Where I live, we lost lumber mills because of protests over logging. Environmental groups protested every single proposed timber sale on US Forest Service no matter how badly it was needed for the health of the forest or how well set up and managed it was for selective cutting, even helicopter logging. It got so none of the mills could buy federal timber sales and they went under.
In some ways I can see why the protesters did what they did, yet at the same time, they didn't understand the industry as it is today.
The lumber industry in New Hampshire died in the 1940s because of excessive cutting. What was once vast forests became desolate and barren hills and mountainsides with washouts and forest fires. These areas today are what constitute the White Mountain National Forest.

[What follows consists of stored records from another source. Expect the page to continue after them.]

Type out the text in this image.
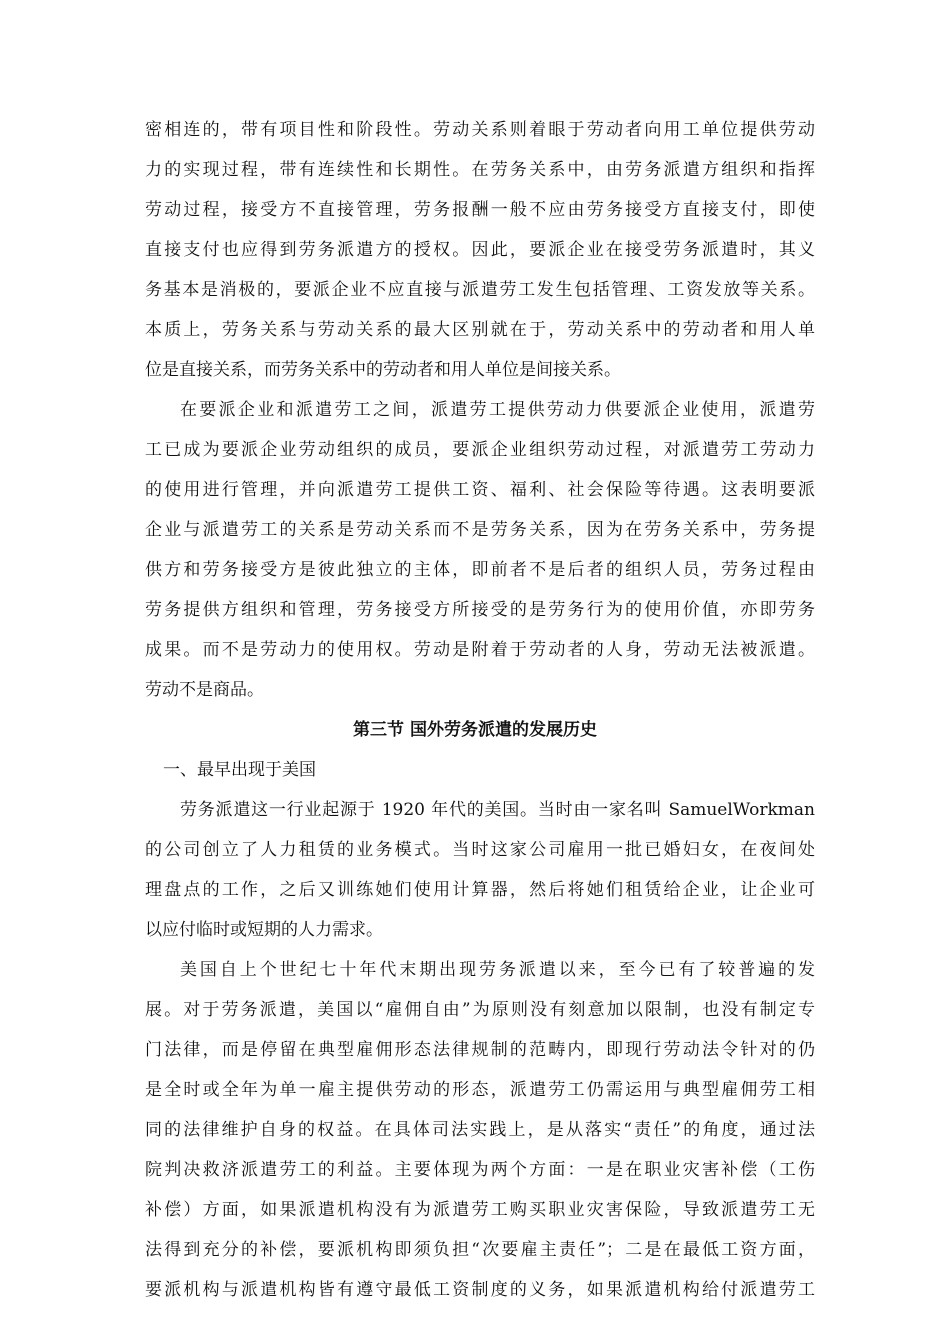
密相连的，带有项目性和阶段性。劳动关系则着眼于劳动者向用工单位提供劳动
力的实现过程，带有连续性和长期性。在劳务关系中，由劳务派遣方组织和指挥
劳动过程，接受方不直接管理，劳务报酬一般不应由劳务接受方直接支付，即使
直接支付也应得到劳务派遣方的授权。因此，要派企业在接受劳务派遣时，其义
务基本是消极的，要派企业不应直接与派遣劳工发生包括管理、工资发放等关系。
本质上，劳务关系与劳动关系的最大区别就在于，劳动关系中的劳动者和用人单
位是直接关系，而劳务关系中的劳动者和用人单位是间接关系。
在要派企业和派遣劳工之间，派遣劳工提供劳动力供要派企业使用，派遣劳
工已成为要派企业劳动组织的成员，要派企业组织劳动过程，对派遣劳工劳动力
的使用进行管理，并向派遣劳工提供工资、福利、社会保险等待遇。这表明要派
企业与派遣劳工的关系是劳动关系而不是劳务关系，因为在劳务关系中，劳务提
供方和劳务接受方是彼此独立的主体，即前者不是后者的组织人员，劳务过程由
劳务提供方组织和管理，劳务接受方所接受的是劳务行为的使用价值，亦即劳务
成果。而不是劳动力的使用权。劳动是附着于劳动者的人身，劳动无法被派遣。
劳动不是商品。
第三节 国外劳务派遣的发展历史
一、最早出现于美国
劳务派遣这一行业起源于 1920 年代的美国。当时由一家名叫 SamuelWorkman
的公司创立了人力租赁的业务模式。当时这家公司雇用一批已婚妇女，在夜间处
理盘点的工作，之后又训练她们使用计算器，然后将她们租赁给企业，让企业可
以应付临时或短期的人力需求。
美国自上个世纪七十年代末期出现劳务派遣以来，至今已有了较普遍的发
展。对于劳务派遣，美国以“雇佣自由”为原则没有刻意加以限制，也没有制定专
门法律，而是停留在典型雇佣形态法律规制的范畴内，即现行劳动法令针对的仍
是全时或全年为单一雇主提供劳动的形态，派遣劳工仍需运用与典型雇佣劳工相
同的法律维护自身的权益。在具体司法实践上，是从落实“责任”的角度，通过法
院判决救济派遣劳工的利益。主要体现为两个方面：一是在职业灾害补偿（工伤
补偿）方面，如果派遣机构没有为派遣劳工购买职业灾害保险，导致派遣劳工无
法得到充分的补偿，要派机构即须负担“次要雇主责任”；二是在最低工资方面，
要派机构与派遣机构皆有遵守最低工资制度的义务，如果派遣机构给付派遣劳工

Today, there is a small lumber industry left that ships mostly by truck, although recently the Vermont Railway System has purchased the New Hampshire Central and the former Maine Central Mountain Division along with the former Boston and Maine mainline to Berlin, New Hampshire. They have recently started clearing brush and trees on the long dormant Mountain Division between Gilman, Vermont and Whitefield, New Hampshire with plans to handle outgoing lumber and wood products as well as other freight such as plastic pellets, ethanol, petroleum products, and general freight. They eventually hope to open the line up completely to St. Johnsbury in the future.
To the south, the owner of the Conway Scenic is looking to purchase the southern portion of the Mountain Division from Portland, Maine to Intervale. They already run some infrequent freight on the CSRR and this will extend the service. The Maine legislators are "taking this under review" with a lobbyist fighting for the rail-to-trail industry against rail restoration. They too plan to handle wood products from the region.
Overall, NAFTA did kill the industry up here by sending it over the border to Canada. It didn't help that the 1989-1992 recession put nails in the coffin for the paper industry. Today, there are only 3 paper mills left in Maine. Today, lumber is still cut up in Maine but most of it comes in from New Brunswick Canada via the NBSR. Interchange is done with the Maine Eastern.